Ah, a really tough question, why indeed? I too have tried to think about these reactions. I think that t-butoxide is a stronger base due to the electron donation of the methyl groups. I think that in comparing t-butoxide with methoxide or ethoxide one might expect t-butoxide might be faster. Another factor, though one I cannot corroborate, is the effect of the solvent. Reactions of methanol or ethanol probably are all in the alcohol as bulk solvent. That cannot be the case for t-butoxide.
I am familiar with the steric argument, though I have difficulty in understanding it. If I assume the stereoelectronic requirement for a reaction with an alkoxide is linear, then I cannot see how t-butoxide would be more sterically demanding than methoxide. The reaction of an acetylide with a secondary halide gives elimination. Acetylide is generally regarded as having a low steric demand, though a more basic reagent. This begins to make me think the basicity may be a bigger issue than a steric argument. (I am only saying this in trying to understand the chemistry, if asked on a test, the correct answer is 'steric'). In my book, I used the ratio of substitution to elimination for a reaction of t-butoxide with 1-bromooctadecane. The major product is elimination, but substitution also occurs.
I focused on the differences in elimination reactions. I thought that Zaitsev elimination reaction products were E1-like even though E2-kinetics.

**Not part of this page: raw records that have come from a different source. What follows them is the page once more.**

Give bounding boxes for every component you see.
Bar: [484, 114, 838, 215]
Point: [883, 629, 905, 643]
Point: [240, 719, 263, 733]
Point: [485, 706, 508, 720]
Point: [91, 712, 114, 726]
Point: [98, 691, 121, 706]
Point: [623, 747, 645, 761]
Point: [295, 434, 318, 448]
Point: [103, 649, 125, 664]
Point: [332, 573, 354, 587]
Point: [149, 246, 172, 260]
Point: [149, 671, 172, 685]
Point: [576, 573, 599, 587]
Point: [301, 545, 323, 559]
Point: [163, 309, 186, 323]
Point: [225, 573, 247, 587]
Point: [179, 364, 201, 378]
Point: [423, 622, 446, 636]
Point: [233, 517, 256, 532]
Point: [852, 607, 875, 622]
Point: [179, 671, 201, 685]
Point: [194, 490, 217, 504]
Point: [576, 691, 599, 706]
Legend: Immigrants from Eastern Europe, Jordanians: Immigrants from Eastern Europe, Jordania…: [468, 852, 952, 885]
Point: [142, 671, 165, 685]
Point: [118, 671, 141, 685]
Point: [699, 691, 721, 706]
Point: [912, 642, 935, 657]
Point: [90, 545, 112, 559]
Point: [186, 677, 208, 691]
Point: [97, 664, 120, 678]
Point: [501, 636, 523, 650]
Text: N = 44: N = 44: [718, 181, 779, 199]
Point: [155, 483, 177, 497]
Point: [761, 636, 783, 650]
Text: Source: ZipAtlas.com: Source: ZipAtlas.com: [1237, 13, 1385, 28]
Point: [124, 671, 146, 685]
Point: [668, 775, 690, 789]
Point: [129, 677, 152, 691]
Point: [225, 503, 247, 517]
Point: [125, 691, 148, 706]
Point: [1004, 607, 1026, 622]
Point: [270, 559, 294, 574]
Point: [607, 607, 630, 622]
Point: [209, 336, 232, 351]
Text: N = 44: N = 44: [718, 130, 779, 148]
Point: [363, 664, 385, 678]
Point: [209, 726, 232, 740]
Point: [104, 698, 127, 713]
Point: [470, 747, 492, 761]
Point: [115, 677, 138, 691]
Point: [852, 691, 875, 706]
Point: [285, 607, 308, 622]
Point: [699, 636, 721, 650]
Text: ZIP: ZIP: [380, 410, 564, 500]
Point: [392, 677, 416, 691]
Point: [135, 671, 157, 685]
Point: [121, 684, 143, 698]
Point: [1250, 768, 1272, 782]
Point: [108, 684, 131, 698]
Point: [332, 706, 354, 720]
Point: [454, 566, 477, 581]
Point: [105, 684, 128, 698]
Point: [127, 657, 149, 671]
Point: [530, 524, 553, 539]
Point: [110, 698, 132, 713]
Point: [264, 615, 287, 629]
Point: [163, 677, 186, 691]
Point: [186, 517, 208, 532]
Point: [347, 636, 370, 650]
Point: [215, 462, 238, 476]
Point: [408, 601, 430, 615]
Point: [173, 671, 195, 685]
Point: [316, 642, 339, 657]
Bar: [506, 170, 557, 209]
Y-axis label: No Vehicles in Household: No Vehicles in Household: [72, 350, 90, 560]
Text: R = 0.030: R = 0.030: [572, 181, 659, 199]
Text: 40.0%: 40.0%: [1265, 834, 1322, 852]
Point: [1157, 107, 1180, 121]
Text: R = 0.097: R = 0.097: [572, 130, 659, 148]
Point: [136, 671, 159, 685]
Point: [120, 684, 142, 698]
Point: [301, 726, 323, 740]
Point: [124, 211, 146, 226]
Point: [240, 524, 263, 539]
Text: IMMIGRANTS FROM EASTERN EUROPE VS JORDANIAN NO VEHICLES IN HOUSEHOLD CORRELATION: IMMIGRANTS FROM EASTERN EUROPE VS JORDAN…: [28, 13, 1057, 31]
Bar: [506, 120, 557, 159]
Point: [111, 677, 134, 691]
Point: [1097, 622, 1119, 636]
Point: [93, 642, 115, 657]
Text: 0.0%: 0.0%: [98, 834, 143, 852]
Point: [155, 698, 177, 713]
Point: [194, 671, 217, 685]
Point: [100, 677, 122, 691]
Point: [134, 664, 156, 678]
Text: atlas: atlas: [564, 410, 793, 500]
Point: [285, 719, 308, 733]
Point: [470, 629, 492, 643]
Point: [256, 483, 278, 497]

I argue a neighboring carbocation would allow a shift of electrons from the most electron rich carbon would give the most substituted alkene. A similar analysis of a Hofmann elimination may leave one to think that an ammonium salt would be less electron withdrawing than an equivalent bromide or iodide, less carbocation-like and that would give a Zaitsev product. In that case, the elimination can seem to be more dependent on the CH acidity and give the least substituted alkene.
The best example I could find with t-butoxide v ethoxide is the reaction of 1-chloro-1-methylcyclohexane. Ethoxide will give 1-methylcyclohexene, the Zaitsev product. t-Butoxide will give methylenecyclohexane, a Hofmann product. Bromo and iodide give mainly the Zaitsev product. I reason that chloro is less electron withdrawing and can allow the reaction of t-butoxide to discriminate favoring the acidity of the CH3-group leading to the methylenecyclohexane.
I realize I have not and cannot answer the question directly. The best I can do is to report on some of the differences I have found. Questions of A gives B and C gives D are difficult to correctly analogize. In my manuscript, I have dealt with similar problems and have reached different opinions that one might have found in textbooks. I don't think one can make a direct comparison. How does one gauge the effect of the change in solvent for example? How could a solvent change the effect of the reagent?